Vers une « écologisation » des milieux agricoles

Jane Lecomte réalise ensuite le lien entre ses premières recherches dans des milieux très peu anthropisés et celles dans des milieux très perturbés par les humains. « Nous étudions la manière avec laquelle on pourrait agencer des milieux semi-naturels au sein des paysages agricoles pour bénéficier au mieux des services rendus par la biodiversité. Car pour diminuer la pression des bio-agresseurs dans un champ, soit on les éradique par des pesticides, soit on réalise un contrôle biologique par conservation, qui consiste en la mobilisation des ennemis naturels de ces bio-agresseurs et qui est une des approches utilisées en agroécologie. » Une pierre, deux coups : on réduit les effets néfastes des pesticides sur la santé des humains et non-humains tout en permettant à la biodiversité sauvage de réinvestir les agrosystèmes.

Une éthique de la biodiversité

Prônant aujourd’hui une éthique environnementale, la chercheuse défend une approche évocentrée de la biodiversité. « Nous devons envisager notre rapport aux non-humains et leur évolution au-delà de nos intérêts anthropocentrés, ce qui signifie notamment de baisser notre empreinte sur le vivant.

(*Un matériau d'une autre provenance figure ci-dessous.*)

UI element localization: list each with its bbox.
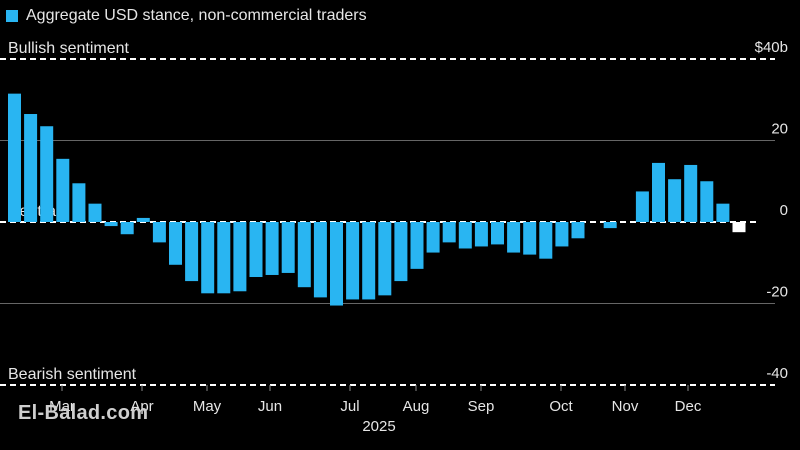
bar [56, 158, 70, 222]
bar [233, 222, 247, 292]
bar [716, 203, 730, 222]
bar [169, 222, 182, 265]
legend: Aggregate USD stance, non-commercial tra… [6, 6, 367, 26]
y-tick-label: -20 [766, 284, 788, 301]
bar [426, 222, 440, 253]
bar [346, 222, 360, 300]
bar [491, 222, 504, 245]
bar [201, 222, 215, 294]
bar [24, 114, 38, 222]
x-tick-label: May [193, 398, 222, 415]
bar [684, 164, 698, 222]
bar [217, 222, 231, 294]
bar [458, 222, 472, 249]
y-tick-label: 20 [771, 121, 788, 138]
bar [378, 222, 392, 296]
bar [362, 222, 376, 300]
bar [152, 222, 166, 243]
bar [136, 217, 150, 222]
bar [330, 222, 343, 306]
bar [635, 191, 649, 222]
latest-bar [732, 222, 746, 233]
bar [700, 181, 714, 222]
x-tick-label: Jun [258, 398, 282, 415]
bar [474, 222, 488, 247]
bar [668, 179, 682, 222]
x-axis-year-label: 2025 [362, 418, 395, 435]
bar [652, 162, 665, 222]
bar [72, 183, 86, 222]
x-tick-label: Dec [675, 398, 702, 415]
bar [571, 222, 585, 239]
bar [603, 222, 617, 229]
x-tick-label: Jul [340, 398, 359, 415]
bar [88, 203, 102, 222]
bullish-label: Bullish sentiment [8, 40, 130, 57]
bar [442, 222, 456, 243]
bar [40, 126, 54, 222]
watermark: El-Balad.com [18, 402, 149, 424]
bar [539, 222, 553, 259]
bar [249, 222, 263, 278]
bar [185, 222, 199, 282]
bar [281, 222, 295, 273]
bar [507, 222, 521, 253]
legend-label: Aggregate USD stance, non-commercial tra… [26, 7, 367, 24]
x-tick-label: Sep [468, 398, 495, 415]
x-tick-label: Oct [549, 398, 573, 415]
legend-swatch [6, 10, 18, 22]
bar [313, 222, 327, 298]
x-tick-label: Mar [49, 398, 75, 415]
bar [410, 222, 424, 269]
bar [297, 222, 311, 288]
x-tick-label: Nov [612, 398, 639, 415]
bar [523, 222, 537, 255]
bar [555, 222, 569, 247]
bar [394, 222, 408, 282]
x-tick-label: Aug [403, 398, 430, 415]
y-tick-label: -40 [766, 365, 788, 382]
x-tick-label: Apr [130, 398, 153, 415]
y-tick-label: 0 [780, 202, 788, 219]
bar [8, 93, 21, 222]
bar [265, 222, 279, 275]
bar [104, 222, 118, 227]
bar [120, 222, 134, 235]
bearish-label: Bearish sentiment [8, 366, 137, 383]
y-tick-label: $40b [755, 39, 788, 56]
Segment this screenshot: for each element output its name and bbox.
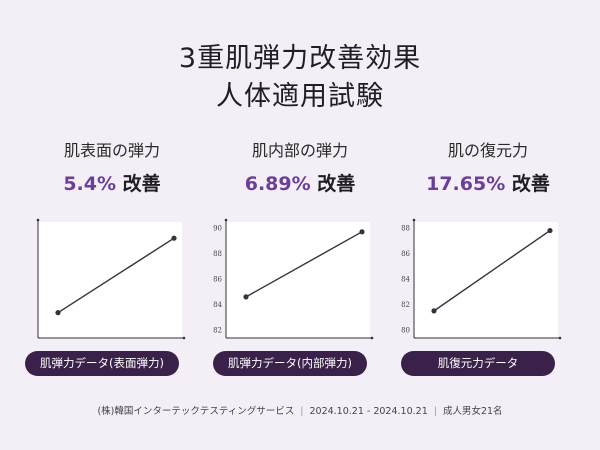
metric-label: 肌内部の弾力: [251, 141, 348, 160]
metric-label: 肌表面の弾力: [63, 141, 160, 160]
footer-separator: |: [300, 406, 304, 417]
series-line: [245, 231, 363, 298]
y-tick-label: 88: [213, 250, 222, 258]
axis-end-marker: [182, 336, 186, 340]
panel-internal-elasticity: 肌内部の弾力 6.89% 改善 90 88 86 84 82 肌弾力データ(内部弾力): [210, 140, 390, 376]
metric-percent: 17.65%: [426, 173, 506, 195]
y-tick-label: 86: [213, 276, 222, 284]
data-point: [243, 294, 249, 300]
y-tick-label: 84: [213, 301, 222, 309]
axis-end-marker: [558, 336, 562, 340]
title-line-2: 人体適用試験: [216, 81, 384, 112]
data-point: [431, 308, 437, 314]
data-label-pill: 肌弾力データ(表面弾力): [25, 351, 179, 376]
metric-suffix: 改善: [116, 173, 161, 195]
chart-internal: 90 88 86 84 82: [210, 216, 390, 352]
y-tick-label: 86: [401, 250, 410, 258]
data-label-pill: 肌復元力データ: [401, 351, 555, 376]
metric-suffix: 改善: [310, 173, 356, 195]
axis-end-marker: [412, 218, 416, 222]
chart-svg: [36, 218, 186, 340]
y-tick-label: 80: [401, 327, 410, 335]
series-line: [57, 237, 175, 314]
metric-percent: 5.4%: [63, 173, 117, 195]
footer-org: (株)韓国インターテックテスティングサービス: [97, 406, 295, 417]
y-tick-label: 90: [213, 225, 222, 233]
title-line-1: 3重肌弾力改善効果: [178, 43, 422, 74]
footer-note: (株)韓国インターテックテスティングサービス | 2024.10.21 - 2024…: [0, 403, 600, 417]
data-point: [171, 235, 177, 241]
data-point: [547, 227, 553, 234]
y-tick-label: 82: [213, 327, 222, 335]
footer-period: 2024.10.21 - 2024.10.21: [309, 406, 428, 417]
panel-surface-elasticity: 肌表面の弾力 5.4% 改善 肌弾力データ(表面弾力): [22, 140, 202, 376]
y-tick-label: 82: [401, 301, 410, 309]
footer-separator: |: [433, 406, 437, 417]
page-title: 3重肌弾力改善効果 人体適用試験: [0, 40, 600, 116]
chart-svg: 88 86 84 82 80: [401, 218, 562, 340]
panel-recovery: 肌の復元力 17.65% 改善 88 86 84 82 80 肌復元力データ: [398, 140, 578, 376]
data-point: [359, 229, 365, 235]
y-tick-label: 84: [401, 276, 410, 284]
metric-value: 17.65% 改善: [398, 168, 578, 200]
metric-label: 肌の復元力: [447, 141, 528, 160]
metric-suffix: 改善: [505, 173, 550, 195]
metric-percent: 6.89%: [244, 173, 311, 195]
data-label-pill: 肌弾力データ(内部弾力): [213, 351, 367, 376]
chart-svg: 90 88 86 84 82: [213, 218, 374, 340]
data-point: [55, 310, 61, 316]
chart-surface: [22, 216, 202, 352]
chart-recovery: 88 86 84 82 80: [398, 216, 578, 352]
axis-end-marker: [36, 218, 40, 222]
metric-value: 5.4% 改善: [22, 168, 202, 200]
series-line: [433, 229, 551, 312]
axis-end-marker: [224, 218, 228, 222]
axis-end-marker: [370, 336, 374, 340]
y-tick-label: 88: [401, 225, 410, 233]
footer-subjects: 成人男女21名: [442, 406, 503, 417]
metric-value: 6.89% 改善: [210, 168, 390, 200]
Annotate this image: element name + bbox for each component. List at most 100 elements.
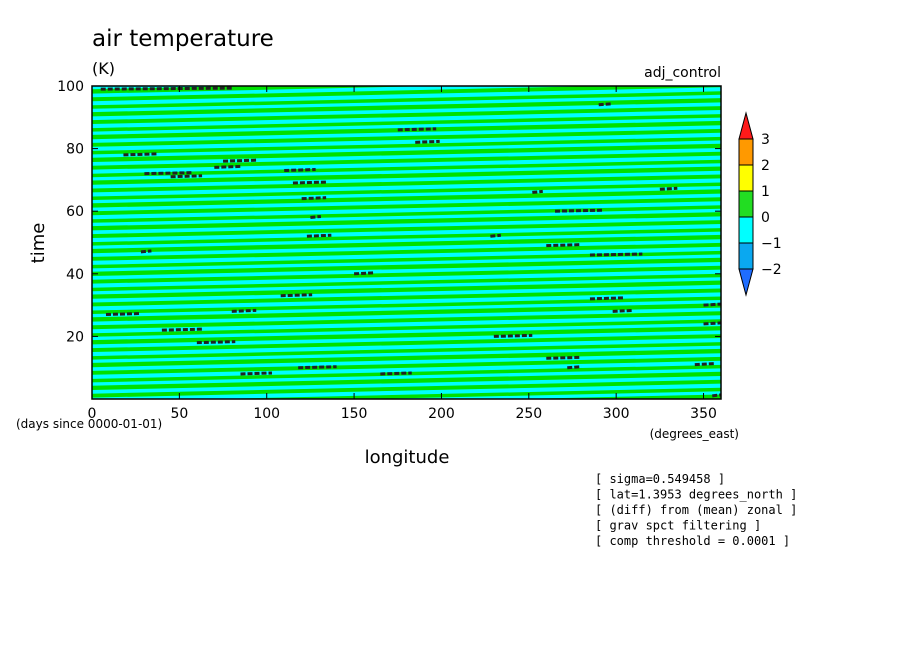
colorbar-cell: [738, 242, 754, 270]
annotation-line: [ comp threshold = 0.0001 ]: [595, 534, 790, 548]
x-tick-label: 200: [428, 406, 455, 422]
field-band: [92, 148, 721, 166]
contour-patch: [298, 365, 337, 370]
contour-patch: [712, 393, 721, 398]
y-tick-label: 80: [66, 142, 84, 158]
field-band: [92, 322, 721, 341]
field-band: [92, 284, 721, 303]
field-band: [92, 429, 721, 447]
contour-patch: [301, 196, 327, 201]
field-band: [92, 208, 721, 227]
x-tick-label: 100: [253, 406, 280, 422]
field-band: [92, 422, 721, 440]
field-band: [92, 110, 721, 129]
colorbar-label: 0: [761, 210, 770, 226]
contour-patch: [554, 208, 604, 213]
contour-patch: [354, 271, 376, 276]
colorbar-cell: [738, 138, 754, 166]
x-unit-note: (degrees_east): [650, 427, 739, 441]
colorbar-label: −1: [761, 236, 782, 252]
field-band: [92, 193, 721, 212]
field-band: [92, 117, 721, 135]
annotation-line: [ sigma=0.549458 ]: [595, 472, 725, 486]
contour-patch: [532, 189, 543, 194]
contour-patch: [292, 180, 328, 185]
field-band: [92, 201, 721, 220]
plot-area: [91, 64, 722, 447]
field-band: [92, 132, 721, 151]
field-band: [92, 262, 721, 280]
contour-patch: [214, 164, 241, 169]
contour-patch: [170, 174, 203, 179]
field-band: [92, 87, 721, 106]
contour-patch: [703, 321, 721, 326]
field-band: [92, 140, 721, 158]
y-unit-note: (days since 0000-01-01): [16, 417, 162, 431]
y-tick-label: 100: [57, 79, 84, 95]
contour-patch: [397, 127, 437, 132]
field-band: [92, 254, 721, 272]
contour-patch: [415, 139, 440, 144]
contour-patch: [140, 249, 152, 254]
contour-patch: [284, 168, 316, 173]
plot-frame: [91, 85, 722, 400]
field-band: [92, 64, 721, 81]
colorbar-label: 2: [761, 158, 770, 174]
field-band: [92, 102, 721, 121]
contour-patch: [490, 233, 501, 238]
field-band: [92, 307, 721, 326]
field-band: [92, 246, 721, 265]
field-bands: [92, 64, 721, 447]
y-tick-label: 60: [66, 204, 84, 220]
annotation-line: [ (diff) from (mean) zonal ]: [595, 503, 797, 517]
field-band: [92, 216, 721, 235]
contour-patch: [589, 296, 625, 301]
field-band: [370, 391, 721, 399]
contour-patch: [100, 86, 232, 91]
field-band: [92, 170, 721, 189]
contour-patch: [659, 186, 678, 191]
annotation-line: [ grav spct filtering ]: [595, 519, 761, 533]
contour-patch: [589, 252, 643, 257]
annotations: [ sigma=0.549458 ] [ lat=1.3953 degrees_n…: [595, 472, 797, 548]
y-axis-label: time: [28, 223, 49, 264]
field-band: [92, 125, 721, 143]
field-band: [92, 383, 721, 399]
x-tick-label: 250: [515, 406, 542, 422]
y-tick-label: 40: [66, 267, 84, 283]
field-band: [92, 186, 721, 204]
contour-patch: [310, 214, 322, 219]
contour-patch: [196, 340, 236, 345]
contour-patch: [306, 233, 332, 238]
field-band: [92, 231, 721, 249]
colorbar: 3 2 1 0 −1 −2: [738, 111, 782, 297]
contour-patch: [546, 243, 582, 248]
field-band: [92, 239, 721, 257]
contour-patch: [612, 308, 634, 313]
colorbar-cell: [738, 164, 754, 192]
x-tick-label: 150: [341, 406, 368, 422]
x-axis: 0 50 100 150 200 250 300 350: [88, 86, 717, 422]
contour-patch: [546, 355, 582, 360]
field-band: [92, 292, 721, 311]
contour-patch: [123, 152, 159, 157]
contour-patch: [567, 365, 582, 370]
y-tick-label: 20: [66, 329, 84, 345]
x-tick-label: 50: [170, 406, 188, 422]
x-tick-label: 350: [690, 406, 717, 422]
field-band: [92, 277, 721, 295]
field-band: [92, 330, 721, 349]
contour-patch: [105, 311, 141, 316]
field-band: [92, 376, 721, 394]
field-band: [92, 315, 721, 334]
dark-contour-patches: [100, 86, 721, 398]
field-band: [92, 178, 721, 197]
field-band: [92, 86, 600, 98]
chart-units: (K): [92, 59, 115, 78]
field-band: [92, 94, 721, 113]
x-axis-label: longitude: [365, 447, 450, 468]
field-band: [92, 163, 721, 181]
y-axis: 20 40 60 80 100: [57, 79, 721, 345]
contour-patch: [493, 333, 533, 338]
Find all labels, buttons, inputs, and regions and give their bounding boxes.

Laisser des degrés de liberté au vivant suffit à lui être plus résilient aux perturbations pour s’y adapter et poursuivre sa trajectoire évolutive. » Un constat corroboré par de nombreux résultats scientifiques pour lesquels Jane Lecomte se bat, pour une meilleure prise en compte par les politiques et les scientifiques. « Nous savons ce qu’il faut faire pour endiguer l’érosion de la biodiversité et que le changement climatique nécessite de baisser la température d’un degré. La mobilisation sur les questions climatiques a mis 30 ans, elle est éminemment importante. Mais les enjeux de la biodiversité le sont aussi et il faut faire vite ! » De ce point de vue, Jane Lecomte se félicite que « le lien avec la sphère publique soit enfin établi » grâce à la médiatisation du rapport de l’IPBES.